Home Technologie et scienceUn jeune de 17 ans de Rottenburg dans le besoin : une histoire Instagram révélatrice est suivie d’un coup de poing – Rottenburg et ses environs

Un jeune de 17 ans de Rottenburg dans le besoin : une histoire Instagram révélatrice est suivie d’un coup de poing – Rottenburg et ses environs

by Thomas Caron

Un jeune homme de 19 ans a accepté de réaliser 60 heures de travaux d’intérêt général après des accusations de violence envers une jeune femme de 17 ans, avec laquelle il entretenait une relation complexe. L’affaire a été provisoirement classée par le tribunal de district de Rottenbourg, sous condition.

La jeune femme a témoigné devant le tribunal, décrivant plusieurs incidents survenus au cours de leur relation. Elle a relaté un premier épisode en juin, lors d’un trajet en voiture, où l’accusé lui aurait pincé la cuisse et frappé la jambe avec son poing. « J’avais définitivement un gros bleu », a-t-elle affirmé, présentant une photographie de l’hématome.
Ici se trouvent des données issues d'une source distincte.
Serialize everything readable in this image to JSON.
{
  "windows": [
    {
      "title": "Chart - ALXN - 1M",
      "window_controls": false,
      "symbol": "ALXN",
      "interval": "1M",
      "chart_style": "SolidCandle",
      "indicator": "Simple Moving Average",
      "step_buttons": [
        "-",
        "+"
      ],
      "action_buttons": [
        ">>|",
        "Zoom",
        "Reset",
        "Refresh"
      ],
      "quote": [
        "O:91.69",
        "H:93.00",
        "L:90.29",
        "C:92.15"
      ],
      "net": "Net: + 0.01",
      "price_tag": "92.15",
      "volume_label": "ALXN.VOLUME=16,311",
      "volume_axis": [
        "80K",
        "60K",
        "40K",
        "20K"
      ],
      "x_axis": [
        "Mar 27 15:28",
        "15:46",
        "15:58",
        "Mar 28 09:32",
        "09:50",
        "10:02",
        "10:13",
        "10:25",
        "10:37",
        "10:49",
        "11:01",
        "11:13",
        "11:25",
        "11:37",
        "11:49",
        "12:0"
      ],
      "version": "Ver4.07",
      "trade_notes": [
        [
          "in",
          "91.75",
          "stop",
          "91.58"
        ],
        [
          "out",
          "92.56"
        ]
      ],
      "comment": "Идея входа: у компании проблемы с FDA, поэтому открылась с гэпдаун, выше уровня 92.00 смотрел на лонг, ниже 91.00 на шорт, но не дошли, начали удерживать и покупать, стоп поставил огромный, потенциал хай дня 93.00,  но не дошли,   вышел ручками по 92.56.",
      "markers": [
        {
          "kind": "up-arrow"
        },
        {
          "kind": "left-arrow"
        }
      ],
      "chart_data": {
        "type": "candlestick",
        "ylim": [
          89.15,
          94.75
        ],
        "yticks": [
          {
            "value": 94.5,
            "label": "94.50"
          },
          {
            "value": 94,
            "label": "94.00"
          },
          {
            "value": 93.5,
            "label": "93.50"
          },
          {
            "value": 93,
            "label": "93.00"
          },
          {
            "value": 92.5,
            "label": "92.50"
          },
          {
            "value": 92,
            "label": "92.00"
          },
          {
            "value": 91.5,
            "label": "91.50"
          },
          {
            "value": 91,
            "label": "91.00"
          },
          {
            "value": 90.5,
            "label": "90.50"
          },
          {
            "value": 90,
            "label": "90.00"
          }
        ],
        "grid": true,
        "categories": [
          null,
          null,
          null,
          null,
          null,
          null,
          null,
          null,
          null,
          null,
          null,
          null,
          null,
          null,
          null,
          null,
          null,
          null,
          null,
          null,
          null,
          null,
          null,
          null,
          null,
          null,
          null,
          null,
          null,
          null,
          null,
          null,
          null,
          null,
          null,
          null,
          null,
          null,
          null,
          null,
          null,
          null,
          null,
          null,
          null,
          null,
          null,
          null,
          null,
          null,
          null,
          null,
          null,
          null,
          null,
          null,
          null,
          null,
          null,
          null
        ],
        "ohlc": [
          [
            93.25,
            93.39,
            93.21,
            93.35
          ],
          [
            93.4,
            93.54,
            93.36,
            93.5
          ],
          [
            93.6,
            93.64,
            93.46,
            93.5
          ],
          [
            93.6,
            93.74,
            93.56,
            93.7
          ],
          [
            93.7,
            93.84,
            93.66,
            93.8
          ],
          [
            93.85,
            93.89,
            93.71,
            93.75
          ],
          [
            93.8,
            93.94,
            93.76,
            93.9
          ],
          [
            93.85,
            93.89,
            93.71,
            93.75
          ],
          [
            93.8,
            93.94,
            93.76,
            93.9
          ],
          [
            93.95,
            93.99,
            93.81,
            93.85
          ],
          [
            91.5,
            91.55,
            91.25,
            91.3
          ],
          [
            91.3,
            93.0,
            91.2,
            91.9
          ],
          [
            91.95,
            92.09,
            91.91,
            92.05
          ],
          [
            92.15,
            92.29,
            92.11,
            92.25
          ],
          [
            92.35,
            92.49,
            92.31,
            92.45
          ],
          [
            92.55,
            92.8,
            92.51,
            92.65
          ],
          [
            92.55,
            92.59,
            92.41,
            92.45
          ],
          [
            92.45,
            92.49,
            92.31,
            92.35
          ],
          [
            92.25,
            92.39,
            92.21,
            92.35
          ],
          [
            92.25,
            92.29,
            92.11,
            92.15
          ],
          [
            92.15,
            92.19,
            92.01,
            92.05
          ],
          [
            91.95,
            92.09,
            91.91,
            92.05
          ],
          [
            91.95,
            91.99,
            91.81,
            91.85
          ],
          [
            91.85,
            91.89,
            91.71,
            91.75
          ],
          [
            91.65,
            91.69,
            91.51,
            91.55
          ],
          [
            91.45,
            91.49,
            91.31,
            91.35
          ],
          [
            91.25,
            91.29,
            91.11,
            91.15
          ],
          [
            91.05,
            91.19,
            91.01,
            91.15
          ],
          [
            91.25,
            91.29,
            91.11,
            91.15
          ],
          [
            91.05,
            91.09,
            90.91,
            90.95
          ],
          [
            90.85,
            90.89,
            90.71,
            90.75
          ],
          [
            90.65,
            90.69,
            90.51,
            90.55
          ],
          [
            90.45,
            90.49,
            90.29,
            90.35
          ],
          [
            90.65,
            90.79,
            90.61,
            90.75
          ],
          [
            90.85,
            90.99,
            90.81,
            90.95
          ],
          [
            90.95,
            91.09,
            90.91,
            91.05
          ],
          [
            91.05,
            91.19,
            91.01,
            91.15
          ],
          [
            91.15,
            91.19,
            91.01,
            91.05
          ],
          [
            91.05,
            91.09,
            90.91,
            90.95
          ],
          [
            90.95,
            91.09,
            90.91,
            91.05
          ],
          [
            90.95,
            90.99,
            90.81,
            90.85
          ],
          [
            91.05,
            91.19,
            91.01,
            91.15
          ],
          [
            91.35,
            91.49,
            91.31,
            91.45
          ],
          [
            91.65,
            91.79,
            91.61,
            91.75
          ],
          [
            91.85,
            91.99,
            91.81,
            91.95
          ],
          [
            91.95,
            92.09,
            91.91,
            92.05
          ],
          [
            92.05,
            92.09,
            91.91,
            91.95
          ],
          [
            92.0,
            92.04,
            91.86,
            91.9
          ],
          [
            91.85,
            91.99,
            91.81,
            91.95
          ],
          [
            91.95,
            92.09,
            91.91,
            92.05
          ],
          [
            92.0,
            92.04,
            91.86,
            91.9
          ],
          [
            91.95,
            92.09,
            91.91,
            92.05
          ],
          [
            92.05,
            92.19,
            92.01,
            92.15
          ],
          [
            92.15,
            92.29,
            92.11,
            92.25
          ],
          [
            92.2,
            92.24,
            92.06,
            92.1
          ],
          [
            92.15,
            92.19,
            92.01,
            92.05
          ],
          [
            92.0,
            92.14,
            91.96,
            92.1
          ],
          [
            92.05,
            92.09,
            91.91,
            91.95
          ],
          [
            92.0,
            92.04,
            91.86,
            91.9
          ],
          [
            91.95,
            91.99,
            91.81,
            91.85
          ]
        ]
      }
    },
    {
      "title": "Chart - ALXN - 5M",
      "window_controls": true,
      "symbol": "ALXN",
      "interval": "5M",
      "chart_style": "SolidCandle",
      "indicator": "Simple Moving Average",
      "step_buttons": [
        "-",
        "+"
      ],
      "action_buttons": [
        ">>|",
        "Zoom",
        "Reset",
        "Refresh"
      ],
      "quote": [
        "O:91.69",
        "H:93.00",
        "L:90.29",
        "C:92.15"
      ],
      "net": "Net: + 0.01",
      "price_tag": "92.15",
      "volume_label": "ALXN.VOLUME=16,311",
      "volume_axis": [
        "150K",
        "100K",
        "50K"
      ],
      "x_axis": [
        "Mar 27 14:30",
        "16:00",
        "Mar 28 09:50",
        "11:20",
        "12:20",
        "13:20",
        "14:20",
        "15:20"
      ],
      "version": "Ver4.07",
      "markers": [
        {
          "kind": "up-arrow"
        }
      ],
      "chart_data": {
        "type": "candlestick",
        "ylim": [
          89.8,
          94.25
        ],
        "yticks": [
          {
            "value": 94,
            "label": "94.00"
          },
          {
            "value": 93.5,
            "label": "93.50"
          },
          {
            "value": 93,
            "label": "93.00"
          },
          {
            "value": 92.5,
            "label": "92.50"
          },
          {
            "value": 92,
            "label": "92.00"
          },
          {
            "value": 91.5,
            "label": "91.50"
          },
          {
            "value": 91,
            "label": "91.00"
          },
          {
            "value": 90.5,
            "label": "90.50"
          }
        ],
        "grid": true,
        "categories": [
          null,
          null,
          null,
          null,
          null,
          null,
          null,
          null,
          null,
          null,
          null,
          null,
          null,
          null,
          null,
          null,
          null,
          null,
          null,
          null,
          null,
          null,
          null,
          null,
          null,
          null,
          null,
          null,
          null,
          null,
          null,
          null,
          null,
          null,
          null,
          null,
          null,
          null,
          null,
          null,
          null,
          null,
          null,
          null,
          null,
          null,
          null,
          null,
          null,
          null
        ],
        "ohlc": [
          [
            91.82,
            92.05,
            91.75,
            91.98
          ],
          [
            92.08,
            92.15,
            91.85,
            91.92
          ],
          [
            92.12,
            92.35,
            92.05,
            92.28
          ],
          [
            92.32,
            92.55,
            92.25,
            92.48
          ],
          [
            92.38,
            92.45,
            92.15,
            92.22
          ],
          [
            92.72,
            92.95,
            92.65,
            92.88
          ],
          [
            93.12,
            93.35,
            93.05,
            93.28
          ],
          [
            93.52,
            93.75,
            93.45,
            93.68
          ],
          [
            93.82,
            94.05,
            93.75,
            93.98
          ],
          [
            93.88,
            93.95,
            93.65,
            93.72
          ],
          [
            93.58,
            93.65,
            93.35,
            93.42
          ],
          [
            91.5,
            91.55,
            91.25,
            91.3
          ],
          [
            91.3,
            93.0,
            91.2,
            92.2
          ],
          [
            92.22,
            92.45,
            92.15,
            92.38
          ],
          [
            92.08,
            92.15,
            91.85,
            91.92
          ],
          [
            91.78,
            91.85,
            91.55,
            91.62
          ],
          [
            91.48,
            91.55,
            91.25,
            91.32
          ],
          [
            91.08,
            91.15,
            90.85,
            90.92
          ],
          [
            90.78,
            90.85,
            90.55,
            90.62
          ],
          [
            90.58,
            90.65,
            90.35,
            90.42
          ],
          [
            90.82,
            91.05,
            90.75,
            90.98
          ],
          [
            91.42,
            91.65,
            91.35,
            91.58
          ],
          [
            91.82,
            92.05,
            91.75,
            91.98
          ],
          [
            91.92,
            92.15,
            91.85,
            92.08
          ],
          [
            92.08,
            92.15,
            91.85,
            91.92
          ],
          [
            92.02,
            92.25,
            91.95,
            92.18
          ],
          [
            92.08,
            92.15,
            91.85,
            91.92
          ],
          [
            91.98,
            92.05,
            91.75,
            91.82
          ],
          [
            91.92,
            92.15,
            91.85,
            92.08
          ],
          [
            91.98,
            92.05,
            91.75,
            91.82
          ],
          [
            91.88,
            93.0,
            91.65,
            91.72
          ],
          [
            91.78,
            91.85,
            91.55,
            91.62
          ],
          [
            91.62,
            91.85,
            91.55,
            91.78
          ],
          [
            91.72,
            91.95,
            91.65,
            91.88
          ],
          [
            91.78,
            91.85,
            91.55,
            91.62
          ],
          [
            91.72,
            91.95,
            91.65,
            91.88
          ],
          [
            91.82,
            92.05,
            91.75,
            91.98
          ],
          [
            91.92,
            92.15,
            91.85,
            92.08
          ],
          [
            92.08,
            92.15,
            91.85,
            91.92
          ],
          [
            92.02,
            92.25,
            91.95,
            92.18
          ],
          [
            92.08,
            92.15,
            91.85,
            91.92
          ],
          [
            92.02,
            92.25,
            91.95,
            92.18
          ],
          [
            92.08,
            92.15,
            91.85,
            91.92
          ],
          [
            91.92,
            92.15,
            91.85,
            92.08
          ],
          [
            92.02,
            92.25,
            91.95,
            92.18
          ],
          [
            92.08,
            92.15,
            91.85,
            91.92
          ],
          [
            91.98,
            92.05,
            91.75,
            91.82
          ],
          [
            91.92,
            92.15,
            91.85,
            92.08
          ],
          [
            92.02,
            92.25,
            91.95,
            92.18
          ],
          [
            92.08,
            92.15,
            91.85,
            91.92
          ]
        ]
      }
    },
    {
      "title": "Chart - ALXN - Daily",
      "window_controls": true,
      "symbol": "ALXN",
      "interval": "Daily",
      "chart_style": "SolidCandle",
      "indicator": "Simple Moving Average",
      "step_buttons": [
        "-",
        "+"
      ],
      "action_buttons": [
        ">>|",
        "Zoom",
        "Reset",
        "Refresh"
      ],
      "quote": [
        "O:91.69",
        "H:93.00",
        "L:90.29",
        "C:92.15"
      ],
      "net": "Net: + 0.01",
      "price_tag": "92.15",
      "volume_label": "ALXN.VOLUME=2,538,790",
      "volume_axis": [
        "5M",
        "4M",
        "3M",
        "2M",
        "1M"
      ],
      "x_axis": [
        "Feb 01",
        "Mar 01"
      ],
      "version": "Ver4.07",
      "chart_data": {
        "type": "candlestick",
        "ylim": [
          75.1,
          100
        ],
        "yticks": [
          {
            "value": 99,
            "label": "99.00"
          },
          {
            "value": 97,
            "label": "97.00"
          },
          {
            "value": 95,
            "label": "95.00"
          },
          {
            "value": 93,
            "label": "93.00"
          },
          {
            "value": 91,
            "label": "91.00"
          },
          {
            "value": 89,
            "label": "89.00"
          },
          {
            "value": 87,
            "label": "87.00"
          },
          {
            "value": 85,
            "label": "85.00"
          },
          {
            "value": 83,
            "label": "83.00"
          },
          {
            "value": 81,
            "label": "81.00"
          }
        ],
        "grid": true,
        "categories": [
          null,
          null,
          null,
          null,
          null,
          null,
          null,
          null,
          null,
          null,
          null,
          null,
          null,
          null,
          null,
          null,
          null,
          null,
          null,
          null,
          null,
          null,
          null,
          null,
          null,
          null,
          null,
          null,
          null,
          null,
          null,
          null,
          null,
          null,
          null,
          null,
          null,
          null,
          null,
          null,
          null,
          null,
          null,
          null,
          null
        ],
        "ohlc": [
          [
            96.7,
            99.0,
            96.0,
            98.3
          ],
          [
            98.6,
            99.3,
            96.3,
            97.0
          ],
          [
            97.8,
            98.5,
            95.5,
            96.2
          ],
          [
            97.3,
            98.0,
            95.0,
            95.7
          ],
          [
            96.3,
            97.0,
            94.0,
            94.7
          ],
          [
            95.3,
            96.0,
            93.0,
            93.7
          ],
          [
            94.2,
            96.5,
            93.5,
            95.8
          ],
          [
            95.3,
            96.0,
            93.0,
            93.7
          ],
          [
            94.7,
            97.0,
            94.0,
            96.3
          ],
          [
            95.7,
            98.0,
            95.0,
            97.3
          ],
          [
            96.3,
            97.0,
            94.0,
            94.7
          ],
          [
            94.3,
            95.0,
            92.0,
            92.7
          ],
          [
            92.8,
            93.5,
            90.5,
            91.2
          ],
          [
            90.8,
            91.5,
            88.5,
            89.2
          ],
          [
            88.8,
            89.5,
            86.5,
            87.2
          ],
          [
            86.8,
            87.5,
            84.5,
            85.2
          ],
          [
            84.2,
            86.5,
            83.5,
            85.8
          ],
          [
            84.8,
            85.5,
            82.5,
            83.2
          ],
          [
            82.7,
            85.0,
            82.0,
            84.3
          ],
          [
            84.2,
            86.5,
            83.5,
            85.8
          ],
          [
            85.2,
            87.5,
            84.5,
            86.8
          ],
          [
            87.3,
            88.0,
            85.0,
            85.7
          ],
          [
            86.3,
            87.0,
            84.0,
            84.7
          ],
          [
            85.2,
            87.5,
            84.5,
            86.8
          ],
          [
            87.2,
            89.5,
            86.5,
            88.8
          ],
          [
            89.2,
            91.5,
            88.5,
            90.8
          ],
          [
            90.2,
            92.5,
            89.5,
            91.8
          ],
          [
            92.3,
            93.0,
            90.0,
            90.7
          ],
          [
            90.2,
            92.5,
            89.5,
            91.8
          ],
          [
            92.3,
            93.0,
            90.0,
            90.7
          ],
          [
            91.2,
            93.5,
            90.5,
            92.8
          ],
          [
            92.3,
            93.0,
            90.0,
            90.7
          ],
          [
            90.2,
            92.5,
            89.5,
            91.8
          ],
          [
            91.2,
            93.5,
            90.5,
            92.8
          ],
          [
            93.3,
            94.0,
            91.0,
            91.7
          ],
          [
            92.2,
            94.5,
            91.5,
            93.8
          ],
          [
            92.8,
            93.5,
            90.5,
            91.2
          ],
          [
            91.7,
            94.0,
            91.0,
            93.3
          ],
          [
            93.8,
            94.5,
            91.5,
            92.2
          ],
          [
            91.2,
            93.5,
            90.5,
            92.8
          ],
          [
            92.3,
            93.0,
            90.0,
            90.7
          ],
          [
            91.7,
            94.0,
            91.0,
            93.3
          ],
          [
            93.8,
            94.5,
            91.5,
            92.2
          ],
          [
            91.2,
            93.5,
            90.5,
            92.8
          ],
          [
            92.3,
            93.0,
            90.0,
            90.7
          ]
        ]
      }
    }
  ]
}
L’accusé a contesté l’agression physique, reconnaissant une dispute verbale mais ne se souvenant pas clairement du pincement de cuisse. La jeune femme a admis avoir également tenu des propos agressifs envers lui durant ce trajet. Elle a expliqué que la dispute avait éclaté après qu’elle ait publié une story sur Instagram, qu’il n’avait pas appréciée car elle se montrait « plus librement ». Elle a insisté sur le fait qu’elle défendait ses droits et n’avait pas riposté physiquement.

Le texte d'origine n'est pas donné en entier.